1. ## integral problem

$\displaystyle \int(x+(x+(x+....)^\frac{1}{2})^\frac{1}{2})^\frac {1}{2}dx=....$

substitution method

$\displaystyle (x+(x+(x+....)^\frac{1}{2})^\frac{1}{2})^\frac{1}{ 2}=y$

$\displaystyle x+(x+(x+....)^\frac{1}{2})^\frac{1}{2}=y^2$

$\displaystyle x+y=y^2$

??????
i've no idea what the next step are.....

2. Setting...

$\displaystyle \displaystyle y= \sqrt {x + \sqrt{x + \sqrt{x + ...}}}$ (1)

... You derive immediately that is...

$\displaystyle \displaystyle \sqrt{x + y} = y \rightarrow y = \frac{1 + \sqrt{1+4x}}{2}$ (2)

... so that is...

$\displaystyle \displaystyle \int \sqrt {x + \sqrt{x + \sqrt{x + ...}}}\ dx = \int \frac{1 + \sqrt{1+4x}}{2}\ dx$ (3)

Kind regards

$\displaystyle \chi$ $\displaystyle \sigma$

3. Originally Posted by chisigma
Setting...

$\displaystyle \displaystyle y= \sqrt {x + \sqrt{x + \sqrt{x + ...}}}$ (1)
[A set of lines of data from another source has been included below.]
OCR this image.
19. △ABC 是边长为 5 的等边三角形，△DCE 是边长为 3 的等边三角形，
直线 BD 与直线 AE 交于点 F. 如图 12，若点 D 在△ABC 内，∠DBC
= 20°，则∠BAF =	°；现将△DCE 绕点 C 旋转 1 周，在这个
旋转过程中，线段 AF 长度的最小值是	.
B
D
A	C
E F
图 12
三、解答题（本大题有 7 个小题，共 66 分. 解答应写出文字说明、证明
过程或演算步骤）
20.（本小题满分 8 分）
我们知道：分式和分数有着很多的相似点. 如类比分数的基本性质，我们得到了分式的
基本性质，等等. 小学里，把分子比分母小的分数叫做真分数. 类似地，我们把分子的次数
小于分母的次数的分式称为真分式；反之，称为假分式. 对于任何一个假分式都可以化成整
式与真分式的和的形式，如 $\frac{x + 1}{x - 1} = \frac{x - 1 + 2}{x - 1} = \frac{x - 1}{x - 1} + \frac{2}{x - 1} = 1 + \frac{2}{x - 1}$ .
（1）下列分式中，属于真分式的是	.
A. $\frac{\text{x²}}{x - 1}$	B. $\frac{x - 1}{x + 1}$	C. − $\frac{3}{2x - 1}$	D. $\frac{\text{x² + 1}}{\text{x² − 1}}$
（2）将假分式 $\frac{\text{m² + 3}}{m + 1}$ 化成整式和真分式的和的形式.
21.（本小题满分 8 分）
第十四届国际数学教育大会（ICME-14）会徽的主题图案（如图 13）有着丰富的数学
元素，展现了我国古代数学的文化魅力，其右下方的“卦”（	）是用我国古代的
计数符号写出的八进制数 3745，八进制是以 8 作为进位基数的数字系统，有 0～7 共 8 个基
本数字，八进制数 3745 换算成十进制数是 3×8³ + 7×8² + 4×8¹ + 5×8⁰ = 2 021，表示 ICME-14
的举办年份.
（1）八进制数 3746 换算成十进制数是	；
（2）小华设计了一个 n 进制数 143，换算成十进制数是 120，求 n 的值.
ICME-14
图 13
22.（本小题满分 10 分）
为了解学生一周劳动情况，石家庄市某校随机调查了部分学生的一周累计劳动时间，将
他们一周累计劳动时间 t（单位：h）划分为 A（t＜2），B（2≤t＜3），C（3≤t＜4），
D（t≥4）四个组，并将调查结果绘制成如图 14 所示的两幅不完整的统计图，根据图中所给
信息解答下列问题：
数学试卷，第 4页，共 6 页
... You derive immediately that is...

$\displaystyle \displaystyle \sqrt{x + y} = y \rightarrow y = \frac{1 - \sqrt{1+4x}}{2}$ (2)

... so that is...

$\displaystyle \displaystyle \int \sqrt {x + \sqrt{x + \sqrt{x + ...}}}\ dx = \int \frac{1 - \sqrt{1+4x}}{2}\ dx$ (3)

Kind regards

$\displaystyle \chi$ $\displaystyle \sigma$
i see...

thanks chisigma.... i'll continue from here....

4. The question has a little minor problem: setting...

$\displaystyle \displaystyle y(x) = \sqrt {x + \sqrt{x + \sqrt{x + ...}}}$ (1)

... it seems to be that...

a) is $\displaystyle y(0)=0$ ...

b) $\displaystyle y(x)$ is increasing with x...

Now is a little difficult to extablish which of the two solutions of the equation...

$\displaystyle y^{2} - y - x =0$ (2)

... meets both the requirements a) and b), because...

c) $\displaystyle \displaystyle y(x)= \frac{1 - \sqrt{1+4x}}{2}$ vanishes in $\displaystyle x=0$ but is decreasing with x...

d) $\displaystyle \displaystyle y(x)= \frac{1 + \sqrt{1+4x}}{2}$ is increasing with x but is $\displaystyle y(0)=1$ ...

Since it is requested fo find a primitive of (1) and all primitives are defined unless a constant, in my opinion the solution is...

$\displaystyle \displaystyle \int \sqrt {x + \sqrt{x + \sqrt{x + ...}}}\ dx = \int \frac{1 + \sqrt{1+4x}}{2}\ dx$ (3)

... even if I'm not 'cent per cent' sure ...

$\displaystyle \chi$ $\displaystyle \sigma$